Signed .de zone - temporary validation errors

Hi everyone,

I have a really weird occasional DNSSEC validation error with the DENIC DNSSEC testbed.

My private server, running Debian testing, Unbound 1.4.3-1, libldns1 1.6.4-4, amd64 platform. Used to be the same on Unbound 1.4.0 with ldns 1.6.0, I haven't tested earlier versions. Configuration:

server:
  verbosity: 1
  extended-statistics: yes
  interface-automatic: yes
  dlv-anchor-file: "dlv.isc.org.key"
  trust-anchor-file: "trust-anchor.key"
  val-log-level: 1
remote-control:
  control-enable: yes
stub-zone:
         name: "de"
  stub-addr: 81.91.161.228 # auth-fra.dnssec.denic.de
  stub-addr: 2A02:568:0:1::53
  stub-addr: 87.233.175.25 # auth-ams.dnssec.denic.de
  stub-prime: no

trust-anchor.key is the one from
https://www.secure.denic.de/fileadmin/Domains/DNSSEC/de-trust-anchor.txt .

It occasionally happens after about one to two weeks of uptime that I cannot query any .de domain anymore. All of the sudden the log is full of validation errors

Mar 30 16:29:40 svr01 unbound: [1315:0] info: validation failure <ecm1._domainkey.newsletter.postbank.de. TXT IN>
Mar 30 16:29:43 svr01 unbound: [1315:0] info: validation failure <postbank.de. NS IN>
Mar 30 16:29:43 svr01 unbound: [1315:0] info: validation failure <bounce.newsletter.postbank.de. MX IN>
Mar 30 16:29:43 svr01 unbound: [1315:0] info: validation failure <bounce.newsletter.postbank.de. A IN>

(for all domains in .de). Usually I just restart unbound and the problem goes away. This time I wanted to collect additional information and did not restart the daemon, but the problem went away on its own.

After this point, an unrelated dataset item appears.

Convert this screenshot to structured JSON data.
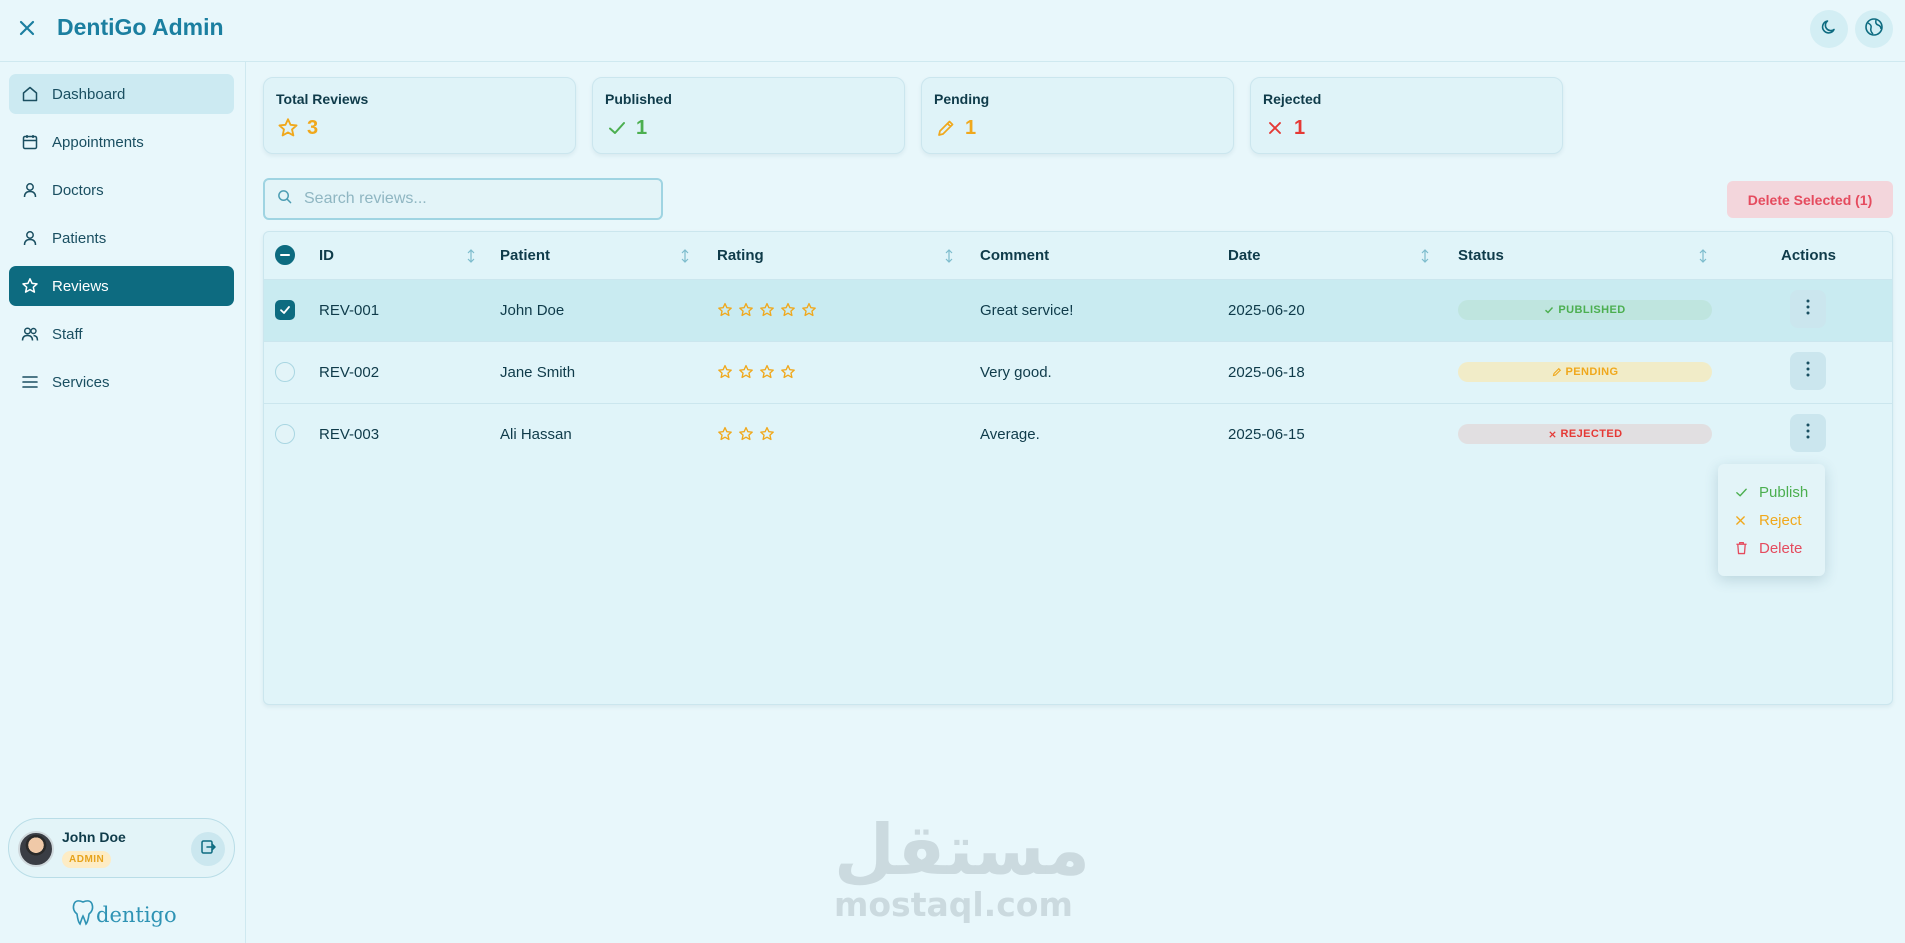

Mar 30 21:20:44 svr01 unbound: [1315:0] info: validation failure <svr02.teleport-iabg.de. A IN>
Mar 30 21:20:44 svr01 unbound: [1315:0] info: validation failure <svr02.teleport-iabg.de. AAAA IN>

and nothing more. Occasionally I also have messages like

Mar 30 21:06:10 svr01 unbound: [1315:0] info: failed to prime trust anchor -- DNSKEY rrset is not secure <de. DNSKEY IN>
Mar 30 21:06:10 svr01 last message repeated 2 times
Mar 30 21:06:10 svr01 unbound: [1315:0] info: failed to prime trust anchor -- could not fetch DNSKEY rrset <de. DNSKEY IN>
Mar 30 21:06:10 svr01 last message repeated 2 times

The process has been running untouched since March 21st.

I raised this on the DENIC ml. Peter Koch told me that he sees queries timeframe. Which would of course mean that Unbound would not get any DNSSEC records, so complaining is a good plan indeed.

Has anyone seen this behaviour before? Is there any particular debug command you want me to run the next time this happens? I am running multiple unbound installations, all of them with DLV, some of them with IANA ITAR, but this is the only one running the signed .de zone.

Best Regards,
Bernhard

Did you check the ntp/clock settings on the machines involved?

You might need to add a lot of verbosity to get more logs out of unbound. Or
if you still have that instance, running, use unbound-remote to dump the cache
to a file and we might be able to get more information out of it.

Paul

It occasionally happens after about one to two weeks of uptime that I
cannot query any .de domain anymore. All of the sudden the log is full
of validation errors

Mar 30 21:06:10 svr01 unbound: [1315:0] info: failed to prime trust
anchor -- DNSKEY rrset is not secure <de. DNSKEY IN>
Mar 30 21:06:10 svr01 last message repeated 2 times
Mar 30 21:06:10 svr01 unbound: [1315:0] info: failed to prime trust
anchor -- could not fetch DNSKEY rrset <de. DNSKEY IN>
Mar 30 21:06:10 svr01 last message repeated 2 times

The process has been running untouched since March 21st.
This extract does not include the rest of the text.